At Go Ahead Tours, we’re proud to call the beautiful Boston area our home—there’s an endless amount of history and culture packed into one walkable (and bikeable!) city.
The Freedom Trail is the easiest way to see a number of historical landmarks in one day. Just follow the red line painted on the street and you’ll pass by some of the city’s most iconic buildings in the 2.5-mile trail that spans from downtown to Charlestown. You can start anywhere, but the official beginning is found at the Boston Common Visitors Center, where plenty of maps are available for purchase alongside souvenirs and books—we recommend picking up a copy of Charles Bahne’s Complete Guide to Boston’s Freedom Trail if you’re opting for a self-guided tour. Read on for some of our favorite hometown historic sites you’ll find along the trail.
Massachusetts State House
A major stop on the Freedom Trail, the “New” State House was built in 1798 on the land once used as John Hancock’s cow pasture. The building’s signature dome was originally made of wood before it was covered in copper by Paul Revere himself. In 1874, 23-karat gold leaf was applied to give it the shine we see today—though it was briefly painted black during WWII. Want the in-depth history of the whole building? Free tours of the interior are offered daily.
Faneuil Hall Building
Built in 1742 by wealthy merchant Peter Faneuil, the name of this marketplace and meetinghouse has become somewhat of a catch-all term for the surrounding neighborhood full of popular shopping and nightlife. The historic building itself is worth a stop, though, as its Great Hall has provided space for many historic meetings, including protests of the Sugar Act and Stamp Act in 1764, the Sam Adams-hosted funeral for victims of the Boston Massacre and Daniel Webster’s legendary eulogy of John Adams and Thomas Jefferson.
Paul Revere House
Revere lived in this wooden structure at the time of his storied ride to Lexington, along with his mother, wife and many of his children (he had 16 in all).
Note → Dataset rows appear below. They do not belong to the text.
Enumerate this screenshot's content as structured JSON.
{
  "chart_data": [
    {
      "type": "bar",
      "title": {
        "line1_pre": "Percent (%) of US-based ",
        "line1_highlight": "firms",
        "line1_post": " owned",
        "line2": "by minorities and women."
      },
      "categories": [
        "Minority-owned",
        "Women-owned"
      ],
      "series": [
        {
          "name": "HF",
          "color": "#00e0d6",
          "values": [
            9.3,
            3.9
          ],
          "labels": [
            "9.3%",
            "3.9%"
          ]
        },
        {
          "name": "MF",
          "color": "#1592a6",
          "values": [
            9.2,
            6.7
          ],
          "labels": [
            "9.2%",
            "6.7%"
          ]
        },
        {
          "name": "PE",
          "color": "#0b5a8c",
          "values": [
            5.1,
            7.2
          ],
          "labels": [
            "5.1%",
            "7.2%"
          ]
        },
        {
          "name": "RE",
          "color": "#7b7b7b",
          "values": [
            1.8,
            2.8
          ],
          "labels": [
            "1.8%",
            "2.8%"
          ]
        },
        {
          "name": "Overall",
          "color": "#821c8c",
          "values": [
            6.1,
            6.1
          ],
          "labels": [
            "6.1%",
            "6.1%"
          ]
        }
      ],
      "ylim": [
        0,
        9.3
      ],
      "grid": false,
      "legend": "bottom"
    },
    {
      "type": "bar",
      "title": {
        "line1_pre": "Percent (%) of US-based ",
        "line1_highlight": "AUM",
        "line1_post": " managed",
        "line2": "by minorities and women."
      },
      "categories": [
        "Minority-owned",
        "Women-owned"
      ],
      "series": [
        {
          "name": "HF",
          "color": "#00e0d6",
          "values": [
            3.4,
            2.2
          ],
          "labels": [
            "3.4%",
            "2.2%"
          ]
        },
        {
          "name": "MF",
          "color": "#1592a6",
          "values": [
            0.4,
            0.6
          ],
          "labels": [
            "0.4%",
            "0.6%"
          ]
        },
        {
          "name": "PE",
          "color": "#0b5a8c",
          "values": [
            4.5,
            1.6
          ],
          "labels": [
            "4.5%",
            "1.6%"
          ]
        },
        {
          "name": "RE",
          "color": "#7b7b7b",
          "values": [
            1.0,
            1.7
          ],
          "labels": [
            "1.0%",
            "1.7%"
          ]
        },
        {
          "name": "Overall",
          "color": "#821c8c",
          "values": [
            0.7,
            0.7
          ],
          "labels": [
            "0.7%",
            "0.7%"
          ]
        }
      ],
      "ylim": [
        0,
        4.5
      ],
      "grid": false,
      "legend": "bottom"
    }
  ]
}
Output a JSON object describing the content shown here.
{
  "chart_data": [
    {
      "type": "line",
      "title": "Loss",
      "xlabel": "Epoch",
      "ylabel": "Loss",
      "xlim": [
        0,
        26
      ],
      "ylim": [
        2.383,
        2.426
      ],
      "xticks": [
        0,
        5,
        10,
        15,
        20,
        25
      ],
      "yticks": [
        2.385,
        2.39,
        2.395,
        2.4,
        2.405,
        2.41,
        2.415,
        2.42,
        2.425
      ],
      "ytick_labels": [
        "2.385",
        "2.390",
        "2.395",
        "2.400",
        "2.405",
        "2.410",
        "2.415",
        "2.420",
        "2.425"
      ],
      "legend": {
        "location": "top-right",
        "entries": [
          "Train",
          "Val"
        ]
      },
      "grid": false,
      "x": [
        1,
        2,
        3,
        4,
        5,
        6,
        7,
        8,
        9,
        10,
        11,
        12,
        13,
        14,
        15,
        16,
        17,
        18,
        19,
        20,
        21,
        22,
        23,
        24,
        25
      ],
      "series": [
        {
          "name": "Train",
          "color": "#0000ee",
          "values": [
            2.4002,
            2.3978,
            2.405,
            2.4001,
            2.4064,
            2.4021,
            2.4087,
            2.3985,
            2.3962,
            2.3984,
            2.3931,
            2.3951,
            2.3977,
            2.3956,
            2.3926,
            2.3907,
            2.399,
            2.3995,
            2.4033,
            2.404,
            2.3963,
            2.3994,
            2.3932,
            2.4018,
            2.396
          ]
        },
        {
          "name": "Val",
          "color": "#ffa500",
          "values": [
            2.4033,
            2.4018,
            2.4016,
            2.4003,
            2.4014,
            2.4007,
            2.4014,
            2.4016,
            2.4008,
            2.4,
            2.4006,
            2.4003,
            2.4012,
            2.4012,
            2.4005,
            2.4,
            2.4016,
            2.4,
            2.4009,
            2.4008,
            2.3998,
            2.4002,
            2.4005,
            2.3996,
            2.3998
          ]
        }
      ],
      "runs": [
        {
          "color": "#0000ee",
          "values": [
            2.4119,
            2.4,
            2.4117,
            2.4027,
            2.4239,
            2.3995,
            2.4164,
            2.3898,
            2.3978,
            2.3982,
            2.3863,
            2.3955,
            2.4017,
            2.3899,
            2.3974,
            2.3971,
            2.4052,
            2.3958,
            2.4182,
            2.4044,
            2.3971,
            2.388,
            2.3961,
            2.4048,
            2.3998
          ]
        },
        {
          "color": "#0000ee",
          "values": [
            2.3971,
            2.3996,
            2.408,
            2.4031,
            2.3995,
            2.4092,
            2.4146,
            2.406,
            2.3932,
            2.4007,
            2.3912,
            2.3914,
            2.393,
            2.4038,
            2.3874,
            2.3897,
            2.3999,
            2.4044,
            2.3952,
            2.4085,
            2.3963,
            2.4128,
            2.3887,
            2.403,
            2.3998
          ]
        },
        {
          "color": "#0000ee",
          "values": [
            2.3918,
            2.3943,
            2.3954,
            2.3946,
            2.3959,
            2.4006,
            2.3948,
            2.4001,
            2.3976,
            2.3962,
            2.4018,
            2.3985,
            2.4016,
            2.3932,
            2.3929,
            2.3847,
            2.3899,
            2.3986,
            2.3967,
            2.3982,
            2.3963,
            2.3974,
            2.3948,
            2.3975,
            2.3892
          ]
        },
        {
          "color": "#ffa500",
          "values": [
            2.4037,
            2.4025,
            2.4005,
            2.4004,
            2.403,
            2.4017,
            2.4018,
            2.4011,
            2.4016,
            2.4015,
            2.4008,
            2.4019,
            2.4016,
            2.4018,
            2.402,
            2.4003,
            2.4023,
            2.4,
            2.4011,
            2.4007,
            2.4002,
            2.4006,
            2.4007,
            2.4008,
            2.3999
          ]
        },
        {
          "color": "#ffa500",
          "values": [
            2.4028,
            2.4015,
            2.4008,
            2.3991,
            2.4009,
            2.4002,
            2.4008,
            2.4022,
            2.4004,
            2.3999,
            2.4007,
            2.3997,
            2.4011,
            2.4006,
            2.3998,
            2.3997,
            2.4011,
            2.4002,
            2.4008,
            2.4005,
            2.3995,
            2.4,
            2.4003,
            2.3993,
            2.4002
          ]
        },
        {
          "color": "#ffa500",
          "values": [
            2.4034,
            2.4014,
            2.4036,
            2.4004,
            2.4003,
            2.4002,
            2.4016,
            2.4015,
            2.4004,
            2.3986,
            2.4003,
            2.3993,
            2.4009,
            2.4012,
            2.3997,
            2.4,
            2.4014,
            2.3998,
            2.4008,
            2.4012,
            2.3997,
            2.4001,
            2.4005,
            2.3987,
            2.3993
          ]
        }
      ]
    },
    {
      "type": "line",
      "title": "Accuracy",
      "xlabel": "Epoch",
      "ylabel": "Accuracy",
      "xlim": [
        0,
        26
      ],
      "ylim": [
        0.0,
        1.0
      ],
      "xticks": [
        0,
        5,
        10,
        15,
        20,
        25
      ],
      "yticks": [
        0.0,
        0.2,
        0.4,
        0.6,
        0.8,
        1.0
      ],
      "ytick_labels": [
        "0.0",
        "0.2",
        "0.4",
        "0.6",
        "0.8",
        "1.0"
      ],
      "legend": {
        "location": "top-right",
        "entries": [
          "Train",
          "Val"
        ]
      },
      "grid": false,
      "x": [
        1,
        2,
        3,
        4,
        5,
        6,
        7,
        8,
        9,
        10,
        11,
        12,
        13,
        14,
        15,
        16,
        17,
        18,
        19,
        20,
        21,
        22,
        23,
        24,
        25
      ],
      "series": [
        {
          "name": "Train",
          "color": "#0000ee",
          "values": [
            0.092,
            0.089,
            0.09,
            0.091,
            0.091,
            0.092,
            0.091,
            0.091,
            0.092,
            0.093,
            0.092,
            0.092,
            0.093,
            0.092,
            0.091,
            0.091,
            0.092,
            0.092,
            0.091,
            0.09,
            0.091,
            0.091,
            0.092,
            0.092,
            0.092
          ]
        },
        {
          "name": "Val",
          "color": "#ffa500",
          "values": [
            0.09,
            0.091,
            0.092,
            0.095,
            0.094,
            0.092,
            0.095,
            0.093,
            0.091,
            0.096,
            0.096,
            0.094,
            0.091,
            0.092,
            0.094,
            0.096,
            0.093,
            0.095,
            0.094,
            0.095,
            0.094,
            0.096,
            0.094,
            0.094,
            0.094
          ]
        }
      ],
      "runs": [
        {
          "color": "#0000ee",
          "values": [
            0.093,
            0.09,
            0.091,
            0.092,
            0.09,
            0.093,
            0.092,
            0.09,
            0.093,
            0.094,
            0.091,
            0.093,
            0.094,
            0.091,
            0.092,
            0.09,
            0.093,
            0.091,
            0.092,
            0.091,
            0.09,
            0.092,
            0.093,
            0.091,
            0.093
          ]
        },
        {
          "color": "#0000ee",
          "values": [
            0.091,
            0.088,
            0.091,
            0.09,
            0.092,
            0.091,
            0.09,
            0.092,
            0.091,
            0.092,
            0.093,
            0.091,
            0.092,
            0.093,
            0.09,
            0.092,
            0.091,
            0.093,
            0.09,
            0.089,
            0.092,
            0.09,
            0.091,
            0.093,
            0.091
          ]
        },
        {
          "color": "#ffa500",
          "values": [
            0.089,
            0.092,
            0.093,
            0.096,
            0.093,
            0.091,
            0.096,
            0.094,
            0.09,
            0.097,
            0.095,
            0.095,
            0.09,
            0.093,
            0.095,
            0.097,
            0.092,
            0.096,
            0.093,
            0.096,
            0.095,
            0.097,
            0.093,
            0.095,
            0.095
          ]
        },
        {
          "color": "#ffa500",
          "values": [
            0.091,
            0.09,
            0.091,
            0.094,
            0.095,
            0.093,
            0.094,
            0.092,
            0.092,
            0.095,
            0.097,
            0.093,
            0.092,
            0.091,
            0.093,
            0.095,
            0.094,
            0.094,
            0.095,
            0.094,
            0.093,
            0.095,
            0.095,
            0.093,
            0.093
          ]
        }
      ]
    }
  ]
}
Dating back to 1680, the structure is downtown Boston’s oldest building currently standing.
Old South Meeting House
Officially a Puritan house of worship, the Old South Meeting House hosted the legendary meeting on December 16, 1773 regarding the taxation of tea. When Samuel Adams declared “Gentlemen, this meeting can do nothing more to save the country,” attendees marched to Griffin’s Wharf where 340 crates of tea were ceremoniously dumped into the harbor.
Bunker Hill Monument
Misinformation abounds when it comes to the Battle of Bunker Hill. Firstly, the battle technically took place on Breed’s Hill, an error possibly attributed to mislabeled British maps or simply the fact that Colonel Prescott was ordered to fortify Bunker Hill but chose Breed’s instead. Secondly, the battle is known as a turning point in the Revolutionary War, showing that the colonists could hold their own against the Red Coats despite dwindling stores of ammunition—with many forgetting that the British technically won the face-off. The iconic obelisk has stood on the site since 1842, and a free historical museum opened across the street in 2007.
Old North Church
The alias of Christ Church, Old North Church is the oldest standing church building in Boston. Its steeple was home to the signal lanterns immortalized in Longfellow’s “Paul Revere’s Ride”—Captain Pulling climbed all eight stories to the top in order to hang the two lanterns that would announce the Red Coats’ approach from the sea, toward the banks of the Charles River.
What do you love about your hometown history?